In today’s society if you’re not doing more with less time then you’re doing it wrong. Convenience is the way of the land and has found its way into fitness and how people workout. Due to busy schedules people are finding more excuses and making less time to workout. That’s why I’ve brought you 7 fat burning exercises that will torch fat when paired with proper diet and sleeping habits.
1) Rotational Thruster
How to do: Grad a pair of dumbbells and stand with feet shoulder width apart. Place dumbbells shoulder height in a rack position with palms facing each other, bend your hips and knees to lower yourself to the floor, as your standing up rotate your torso and hips while pressing the dumbbells straight up and lower the dumbbells and rotate back to center. That makes one rep. Do 2-3 sets of 20 reps (10 each side)
2) Jump Squat
How to do: Stand with feet shoulder width apart bend your hips and knees to lower yourself to the floor, while at the bottom explode through your heels and jump up as high as you can extending your hips and knees into a straight line. It’s important during landing to make sure your absorbing impact with soft joints (squat position) each rep.

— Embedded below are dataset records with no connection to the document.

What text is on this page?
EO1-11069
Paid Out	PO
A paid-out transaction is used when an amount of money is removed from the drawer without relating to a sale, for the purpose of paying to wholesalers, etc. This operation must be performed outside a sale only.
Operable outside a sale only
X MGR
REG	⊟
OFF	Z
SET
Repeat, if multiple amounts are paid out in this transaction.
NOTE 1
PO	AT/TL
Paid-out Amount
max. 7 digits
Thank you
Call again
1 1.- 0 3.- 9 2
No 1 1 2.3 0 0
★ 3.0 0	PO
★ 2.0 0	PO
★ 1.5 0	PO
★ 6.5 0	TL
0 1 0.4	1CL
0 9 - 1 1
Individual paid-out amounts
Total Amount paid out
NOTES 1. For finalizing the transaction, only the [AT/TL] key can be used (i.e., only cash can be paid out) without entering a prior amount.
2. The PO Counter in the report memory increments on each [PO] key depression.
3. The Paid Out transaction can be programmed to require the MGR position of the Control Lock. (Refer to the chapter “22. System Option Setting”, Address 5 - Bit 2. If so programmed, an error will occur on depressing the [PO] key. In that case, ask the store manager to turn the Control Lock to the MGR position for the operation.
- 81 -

Do 2-3 sets of 12-15 reps.
3) Burpee + Push-up
How to do: Start by standing straight up with feet hip width apart. Place hands on the floor either stepping or jumping your feet back into a plank position with straight arms. From there take your push-up (If you can’t do a full pushup modify by dropping your knees down). Step or jump your feet back up towards your hands and stand up. That makes one rep. Do 2 sets of 10 reps.

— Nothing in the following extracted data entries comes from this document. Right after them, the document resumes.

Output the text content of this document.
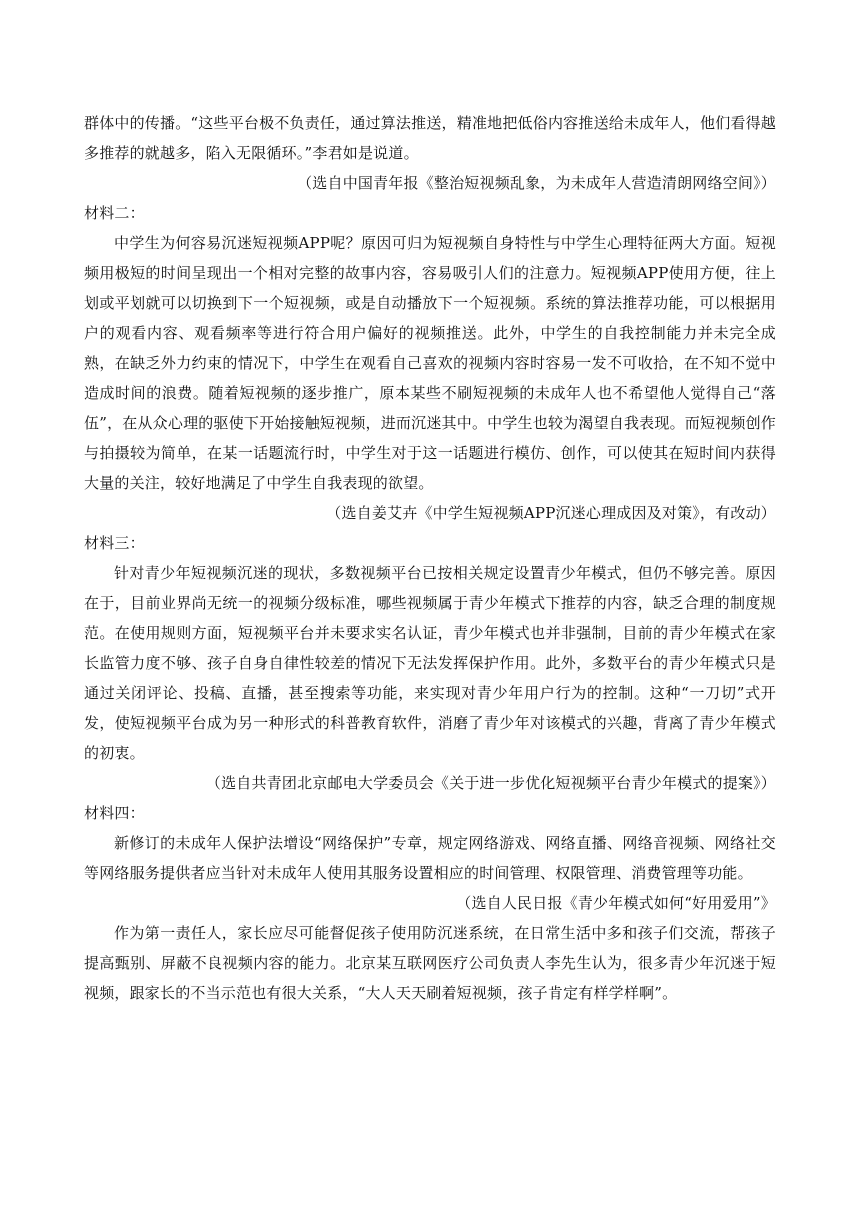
群体中的传播。“这些平台极不负责任，通过算法推送，精准地把低俗内容推送给未成年人，他们看得越多推荐的就越多，陷入无限循环。”李君如是说道。

（选自中国青年报《整治短视频乱象，为未成年人营造清朗网络空间》）

材料二：

中学生为何容易沉迷短视频APP呢？原因可归为短视频自身特性与中学生心理特征两大方面。短视频用极短的时间呈现出一个相对完整的故事内容，容易吸引人们的注意力。短视频APP使用方便，往上划或平划就可以切换到下一个短视频，或是自动播放下一个短视频。系统的算法推荐功能，可以根据用户的观看内容、观看频率等进行符合用户偏好的视频推送。此外，中学生的自我控制能力并未完全成熟，在缺乏外力约束的情况下，中学生在观看自己喜欢的视频内容时容易一发不可收拾，在不知不觉中造成时间的浪费。随着短视频的逐步推广，原本某些不刷短视频的未成年人也不希望他人觉得自己“落伍”，在从众心理的驱使下开始接触短视频，进而沉迷其中。中学生也较为渴望自我表现。而短视频创作与拍摄较为简单，在某一话题流行时，中学生对于这一话题进行模仿、创作，可以使其在短时间内获得大量的关注，较好地满足了中学生自我表现的欲望。

（选自姜艾卉《中学生短视频APP沉迷心理成因及对策》，有改动）

材料三：

针对青少年短视频沉迷的现状，多数视频平台已按相关规定设置青少年模式，但仍不够完善。原因在于，目前业界尚无统一的视频分级标准，哪些视频属于青少年模式下推荐的内容，缺乏合理的制度规范。在使用规则方面，短视频平台并未要求实名认证，青少年模式也并非强制，目前的青少年模式在家长监管力度不够、孩子自身自律性较差的情况下无法发挥保护作用。此外，多数平台的青少年模式只是通过关闭评论、投稿、直播，甚至搜索等功能，来实现对青少年用户行为的控制。这种“一刀切”式开发，使短视频平台成为另一种形式的科普教育软件，消磨了青少年对该模式的兴趣，背离了青少年模式的初衷。

（选自共青团北京邮电大学委员会《关于进一步优化短视频平台青少年模式的提案》）

材料四：

新修订的未成年人保护法增设“网络保护”专章，规定网络游戏、网络直播、网络音视频、网络社交等网络服务提供者应当针对未成年人使用其服务设置相应的时间管理、权限管理、消费管理等功能。

（选自人民日报《青少年模式如何“好用爱用”》

作为第一责任人，家长应尽可能督促孩子使用防沉迷系统，在日常生活中多和孩子们交流，帮孩子提高甄别、屏蔽不良视频内容的能力。北京某互联网医疗公司负责人李先生认为，很多青少年沉迷于短视频，跟家长的不当示范也有很大关系，“大人天天刷着短视频，孩子肯定有样学样啊”。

4) Plank-ups + mountain climber
How to do: Start in a pushup position with arms straight and core engaged while maintaining a straight line from your shoulders to your wrist. Lower down to your elbow placing it on the ground directly under your shoulder, bending the arm. Lower the other elbow placing it directly under the elbow. You should now be in a low plank position. Lift one hand and place directly below your shoulder, straightening your arm. Lift the other hand and place directly below your shoulder. You now be back in a pushup position. Drive each knee to you chest five times in alternating fashion. That makes up one rep. Do 2-3 sets of 8 reps each side.
5) Power Planks
How to do: Start in a low plank (elbows) maintaining a straight line from your shoulders to your heels by engaging your core. Raise your hips to the sky and bring one knee towards your chest. Lower yourself down to starting position and do the opposite leg returning then return to the starting position that is one rep. Do 2 sets of 30 reps (15 each leg)
6) Under the Bridge
How to Do: Lie on your side and put your top leg split in front of you. Left yourself up on your hand creating a straight-line form your head to toes. Raise your opposite hand into the air. Rotate your waist wrapping your arm in the sky underneath your body then return to the starting position. That is one rep. Do 2 sets of 20 reps each side.
7) Curtsy Lunge to Dumbbell Upright Row
How to do: Start by standing straight up with your feet hip width apart and a pair of dumbbells in each hand down by your side. Take your left leg and step back diagonally placing your left leg to the outside of your front leg (right). Lower yourself down into a lunge creating a 90° angle in both legs, press through your back toe and front heel returning to starting position. Place dumbbells in front of hips and raise them in a vertical line towards your chin and lower with control. That makes one rep. Do 2-3 sets of 12 reps each side.